Posts by chewitt

    I have the 65" version of the same LG panel and a similar AVR and a legion of test boxes/devices to experiment with. The short answer to the question is "the box you are seeking does not exist" .. and on that basis I'd go pick up a cheap S905D box with GB ethernet (avoid the S905D devices with 100-BaseT PHYs). It'll be fairly cheap so when you chuck it out in 24 months time to get a newer (still not meeting that spec, but more advanced in some way) device you're not left writhing in angst about how much it cost you.

    NB: Nothing truly supports HDR on Linux right now, but Amlogic is the leading "least worst" option at the current moment :)

    The LE staff have a generally low opinion on Realtek wireless devices. The hardware is probably reasonable, and performance on Windows is probably great because that's where they invest all the Engineering time. Their Linux drivers are an afterthought, and we're fed up with they way they breed chipsets and new drivers that rehash the same greatest-hits compilation of hacks over and over.

    Find something that uses the ath9k driver, which is in-kernel and much higher quality code.

    LibreELEC is intended for dedicated HTPC devices so Kodi (on LibreELEC) runs full-screen and outputs to the primary display device (whatever that is) and there is no GUI support for running with multiple-monitors (or laptop screen + HDMI output). It can be done from the command line, but that's more advanced. Another option for a laptop could be forcing the display output in the BIOS.

    If you want GUI multi-monitor support, use Windows or a conventional distro like Ubuntu.

    Sorry I thought you were trying to play media using Kodi. Chrome runs outside Kodi (in the OS core) and nothing is logged. Most issues are down to the media being played being 1080p and requiring hardware decoding; and hardware decode not working. What does Chrome show for those settings?

    Amlogic hardware isn't the best with 3D media (AFAIK not all 3D formats are supported) and an S905X device will struggle with full-size ISO rips due to the 100Base-T ethernet port being slow for the large size of media files. Raspberry Pi 3B+ has GB ethernet (not full speed to the internal USB 2.0 bus but good enough) and the best 3D playback support of any Kodi device; the Pi Foundation staff put a lot of effort into their (pi only) hardware decoders.

    Please provide a full debug log.

    How to post a log (wiki)

    1. Enable debugging in Settings>System Settings>Logging
    2. Restart Kodi
    3. Replicate the problem
    4. Generate a log URL (do not post/upload logs to the forum)

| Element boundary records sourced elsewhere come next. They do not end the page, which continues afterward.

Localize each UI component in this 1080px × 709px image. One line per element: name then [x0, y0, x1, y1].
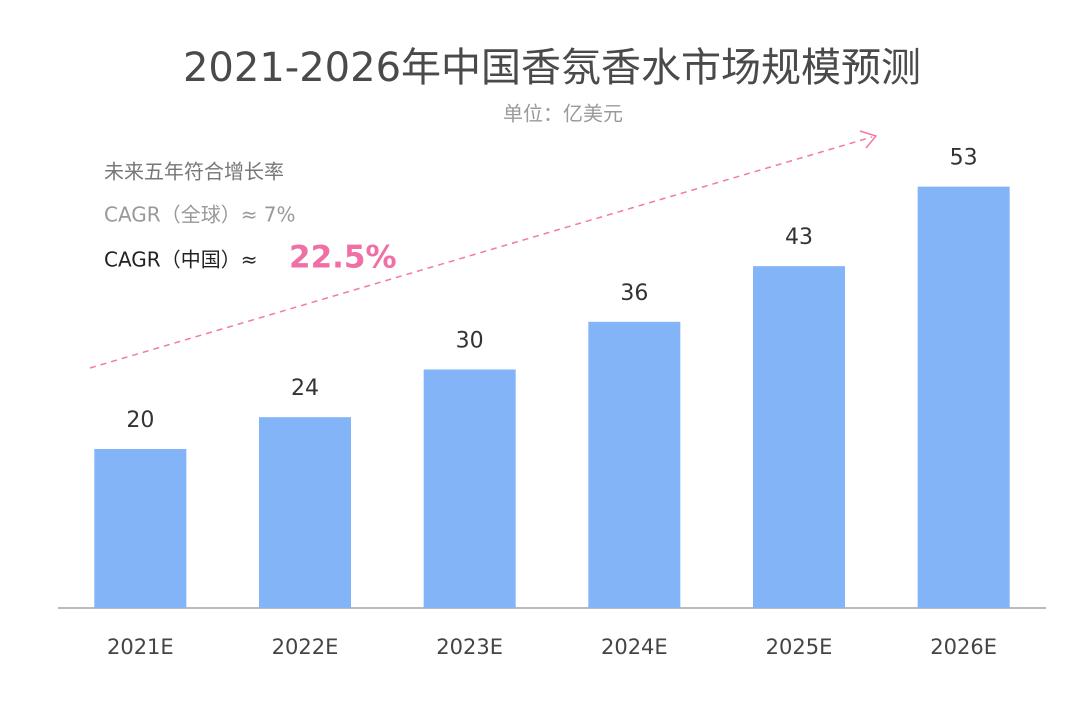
- annotation: CAGR（全球）≈ 7%: [104, 203, 296, 227]
- value-label: 20: [126, 408, 154, 433]
- trend-arrow: [89, 136, 873, 369]
- annotation: CAGR（中国）≈: [104, 248, 257, 272]
- bar: [259, 417, 351, 608]
- bar: [588, 321, 681, 608]
- value-label: 43: [785, 225, 813, 250]
- x-tick-label: 2021E: [107, 635, 174, 659]
- bar: [423, 369, 516, 608]
- annotation-highlight: 22.5%: [289, 240, 397, 276]
- bar: [94, 449, 187, 608]
- x-tick-label: 2026E: [930, 635, 997, 659]
- x-tick-label: 2025E: [766, 635, 833, 659]
- x-tick-label: 2022E: [272, 635, 339, 659]
- value-label: 30: [456, 329, 484, 354]
- annotation: 未来五年符合增长率: [104, 160, 284, 184]
- chart-title: 2021-2026年中国香氛香水市场规模预测: [183, 45, 921, 91]
- bar: [917, 186, 1010, 608]
- x-tick-label: 2024E: [601, 635, 668, 659]
- bar: [753, 266, 845, 608]
- value-label: 53: [950, 146, 978, 171]
- chart-subtitle: 单位：亿美元: [503, 102, 623, 126]
- x-tick-label: 2023E: [436, 635, 503, 659]
- trend-arrow-head: [859, 130, 878, 149]
- value-label: 24: [291, 376, 319, 401]
- value-label: 36: [620, 281, 648, 306]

    use "Settings > LibreELEC > System > Paste system logs" or run "pastekodi" over SSH, then post the URL link

    At the current time there is still no clear forward path for Kodi support on a mainline kernel (which is required to use Maxime's open-source V4L2 decoder) for S912 hardware. Future options (listed in order of probability and time) might include:

    a) Using the swrast mesa driver to provide a fake software OpenGL environment. This is something we'll test soon (once developers stop being on vacation) but Kodi makes extensive use of GL animations in the GUI which will need lots of CPU to recreate and the S912 probably doesn't have the grunt needed. Disabling animations in the skin might help, and even if the GUI isn't perfect actual video can still be hardware decoded so playback should be okay (OSD performance issues are likely though). Armbian has done some experiments with software rendering under X11 (which is not a technical direction LE is interested in pursuing) that give an idea on performance.

    b) Using libhybris (as the 3.14 kernel does). This approach could still work, but libybris needs to have Android kernel support that's broadly equivalent to the Linux kernel you're running and Android 8.0 support in libhybris is still in early stages. Android 8.0 uses an entirely new hwcomposer API for rendering and support for that needs all-new code and progress on this appears to be slow.

    c) Using the panfrost open-source reverse engineered alternative to mali blobs. We've been tracking panfrost for a while and the lead developers are aware of LibreELEC and that we'd love to use it with Kodi to solve the lack of native libs. The main developers have some RK3399 hardware that uses T860 which is in the same family to the T820 used by Amlogic, but little time to work on support at the current time due to a range of other personal commitments. If and when there's some panfrost code to poke in the future, we'll be all over it.

    In summary: unless Amlogic has a sudden change of heart on licensing (which is extremely unlikely based on past and recent conversations with management people and some knowledge of the $$ sums involved) the best-case scenario for S912 in the foreseeable future will be some kind of compromise. Our advice is still that people should avoid purchases of S912 hardware because there's a ton of "maybe" and zero guarantees in the above ideas.